Methods: : HLA-A*0201 transgenic rabbits were immunized subcutaneously 3X with three lipopeptides bearing HLA-A*0201-restricted human epitopes at 2-weeks intervals at a dose of 100 ug/rabbit. Control rabbits received saline alone. Ten days after the last immunization, HSV-specific CD8⁺T-cell immune responses were analyzed in spleen, conjunctiva, and TG by CFSE assay. The frequency of HSV peptide-specific CD8+ T-cells were measured using peptide-specific/HLA-A*0201 tetramers. The protective efficacy of the lipopeptides against ocular challenge with HSV-1 was analyzed by slit lamp for eye disease and by virus titration in tears.

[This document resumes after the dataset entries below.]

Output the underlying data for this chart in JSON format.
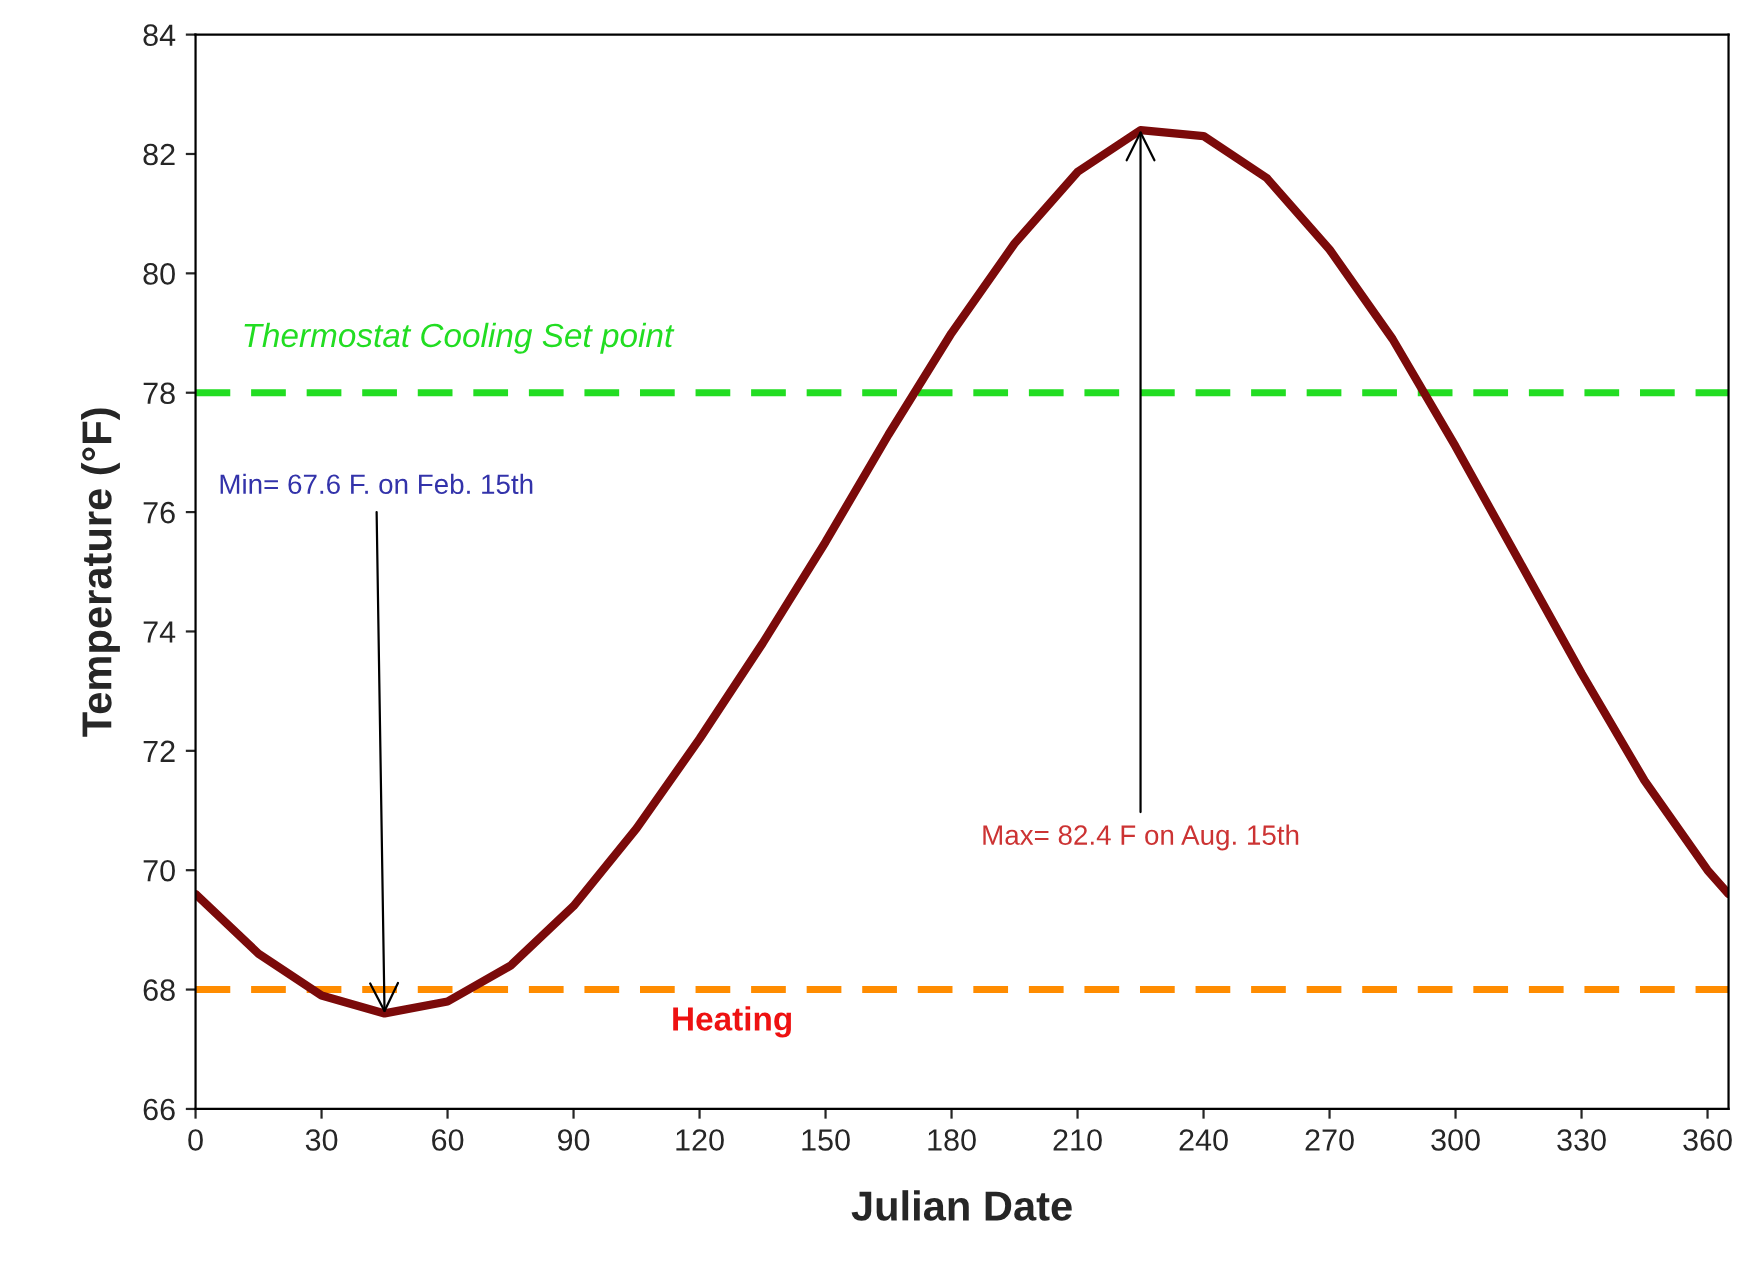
{
  "chart_data": {
    "type": "line",
    "xlabel": "Julian Date",
    "ylabel": "Temperature (°F)",
    "x": [
      0,
      15,
      30,
      45,
      60,
      75,
      90,
      105,
      120,
      135,
      150,
      165,
      180,
      195,
      210,
      225,
      240,
      255,
      270,
      285,
      300,
      315,
      330,
      345,
      360,
      365
    ],
    "series": [
      {
        "color": "#7b0a0a",
        "values": [
          69.6,
          68.6,
          67.9,
          67.6,
          67.8,
          68.4,
          69.4,
          70.7,
          72.2,
          73.8,
          75.5,
          77.3,
          79.0,
          80.5,
          81.7,
          82.4,
          82.3,
          81.6,
          80.4,
          78.9,
          77.1,
          75.2,
          73.3,
          71.5,
          70.0,
          69.6
        ]
      }
    ],
    "xlim": [
      0,
      365
    ],
    "xticks": [
      0,
      30,
      60,
      90,
      120,
      150,
      180,
      210,
      240,
      270,
      300,
      330,
      360
    ],
    "ylim": [
      66,
      84
    ],
    "yticks": [
      66,
      68,
      70,
      72,
      74,
      76,
      78,
      80,
      82,
      84
    ],
    "ref_lines": [
      {
        "axis": "y",
        "value": 78,
        "label": "Thermostat Cooling Set point",
        "color": "#22dd22",
        "line_style": "dashed"
      },
      {
        "axis": "y",
        "value": 68,
        "label": "Heating",
        "color": "#ff8c00",
        "line_style": "dashed"
      }
    ],
    "annotations": [
      {
        "text": "Min= 67.6 F. on Feb. 15th",
        "x": 45,
        "y": 67.6
      },
      {
        "text": "Max= 82.4 F on Aug. 15th",
        "x": 225,
        "y": 82.4
      }
    ],
    "grid": false,
    "legend": false,
    "marker": "none",
    "line_style": "solid"
  }
}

Results: : Lipopeptide immunizations induced strong HSV-1 and peptide-specific CD8+ immune responses in the spleen, conjunctiva and TG of HLA-A*0201 Tg rabbits. (2) Lipopeptide immunization induced protective immunity in HLA-A*0201 Tg rabbits as demonstrated by decreased eye disease and decreased virus replication.

Conclusions: : This is the first report showing that human CD8⁺+ T cell epitopes can protect against primary HSV-1 infection and disease in humanized HLA-A*0201 transgenic rabbits. This HLA Tg rabbit model will allow us for the first time to investigate whether therapeutic immunization of latently infected rabbits with human CD8+ T-cell epitopes will decrease HSV-1 spontaneous reactivation and reduce or eliminate HSK.